Le grand N rouge a bousculé notre quotidien. Il s'est même permis de redistribuer les cartes dans le divertissement et le circuit de distribution dans le cinéma. La mania «Netflix & Chill» a fait son apparition dans le lexique des sériphiles, les soirées sont désormais rythmées par les programmes de la firme de Los Gatos. Si le streaming continue son essor avec une pléthore de plateformes, Netflix commence à chatouiller ses limites. Les premiers abonnés ont pris la poudre d'escampette: 200 000 comptes fermés en un an sur les 222 millions. La suite ne s'annonce guère mieux, puisqu'un exode de deux millions d'abonnés est attendu pour le second trimestre.
A force de tout vouloir contrôler, de passer au crible le moindre de ses abonnés concernant le choix de ses programmes, Netflix en oublie son rôle: la création. Pour mieux analyser le processus instauré par ce fichu algorithme, chaque utilisateur est classé dans une des 2000 «communautés de goût» répertoriées au niveau mondial. Vous faites partie d'un gros pack et vous voilà gavés de programmes similaires après avoir visionné votre divertissement du soir. Vous voyez défiler une pluie de productions dupliquées de vos préférences.
En anticipant à l'extrême les attentes de ses clients, Netflix a créé une forme de «cage artistique» avec son algorithme: le contexte, le scénario, les personnages, pour tout est analysé pour emprisonner créateur et abonné dans un carcan bien défini. Une course à la robotisation des goûts, poussant le curseur si loin que la bande à Reed Hastings a même organisé un concours pour les férus d'informatique: un million de billets verts sur la table pour le geek qui réussit à booster ce glorieux algorithme. Améliorer l'interface, moderniser le noyau central de la plateforme; la folie pour anticiper les attentes prend des airs de «black mirrorisation» de l'attention.
Comme l'indique L'Express, des analystes financiers valorisent à un milliard de dollars le système de recommandation du géant du streaming. Une perle qui est bichonnée, travaillée sans cesse au détriment, comme susmentionné, de la découverte et de l'originalité. Le consommateur est coincé dans ses propres préférences: Vous avez apprécié ce film? Alors vous allez en bouffer trois nouveaux calqués sur le même moule. Entrainer l'encéphale à ne plus choisir, à ne plus chercher, un symptôme de notre époque malade.
Indirectement, ce système est le cancer de la création, réduisant ostensiblement la découverte du consommateur. Logiquement, l'algorithme tyran va aiguiller sur les mêmes genres de programmes. Là est le nœud: autour de la table, les investissements iront dans des productions maintes fois visionnées par l'utilisateur, dopées par ce système de recherche. En somme, l'argent va dans des productions qu'on pourrait aisément qualifier de clones.

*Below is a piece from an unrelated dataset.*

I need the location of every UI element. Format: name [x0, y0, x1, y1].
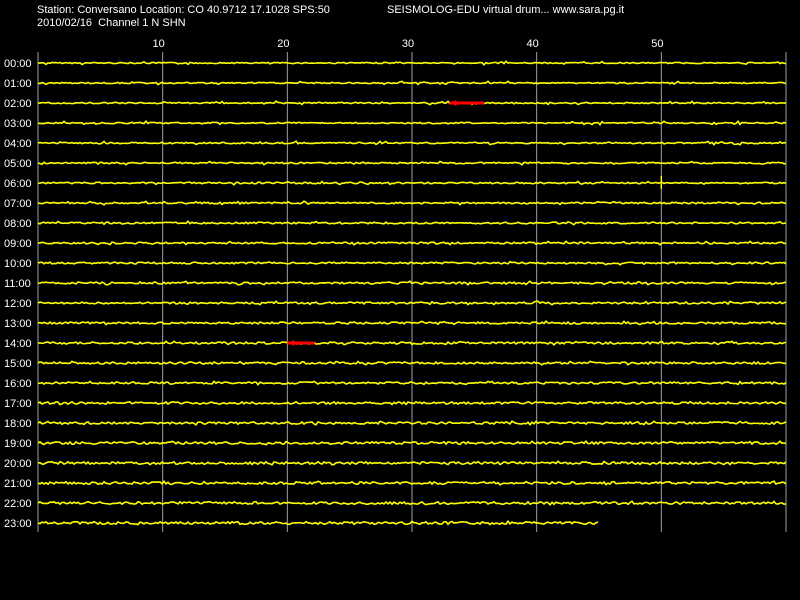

Heureusement que des créateurs peuvent encore travailler sur des projets originaux, s'évitant les affres – ou les déviances – de la technologie. Stranger Things récemment, les différentes productions sérielles de Mike Flanagan ou encore l'apport d'autres créateurs ou réalisateurs (David Fincher entre autres) sont primordiaux pour la qualité artistique dans le paysage Netflix.
C'est d'ailleurs une création de David Fincher qui a propulsé la plateforme sur le devant de la scène, avec House of Cards (2012). La plateforme a réussi à se démarquer avec des séries telles que The Crown, Dark, The Witcher, The OA, Ozark ou encore Maniac. Une illustration de cette recette ultra pointue en passe d'être rouillée? La prolifération de séries documentaire sur des tueurs en série, dopant ce cher trafic des clics.
Mais les arrivées récentes de gros concurrents tels que Disney+, Amazon, Apple TV+ font grincer des dents dans les bureaux des pontes de Los Gatos. La guerre du streaming est intraitable et ne fait qu'enfoncer Netflix dans son irréflexion. La firme s'évertue à générer des nouveautés chaque mois, à grands coups de milliards injectés (20 milliards annoncés) dans de nouvelles productions, aveuglée, hypnotisée par le rendement. Une course au succès (et aux nouveaux programmes) qui sent le souffre, qui atrophie l'originalité et exhale une brise de l'enfer. Et comme le souligne le dicton: l'enfer est pavé de bonnes intentions.
Mais, à l'image des grands studios de cinéma, Netflix ne fait que mimer un miroir du passé en usant de techniques éculées dans le grand Hollywood: s'approprier un sujet qui fonctionne, pour le saigner jusqu'à l'os. Netflix n'est pas donc pas si éloigné de l'époque MGM ou Universal. A un détail près (qui n'en est pas un). Désormais, les requins du divertissement sont armés d'ordinateurs ultra performants.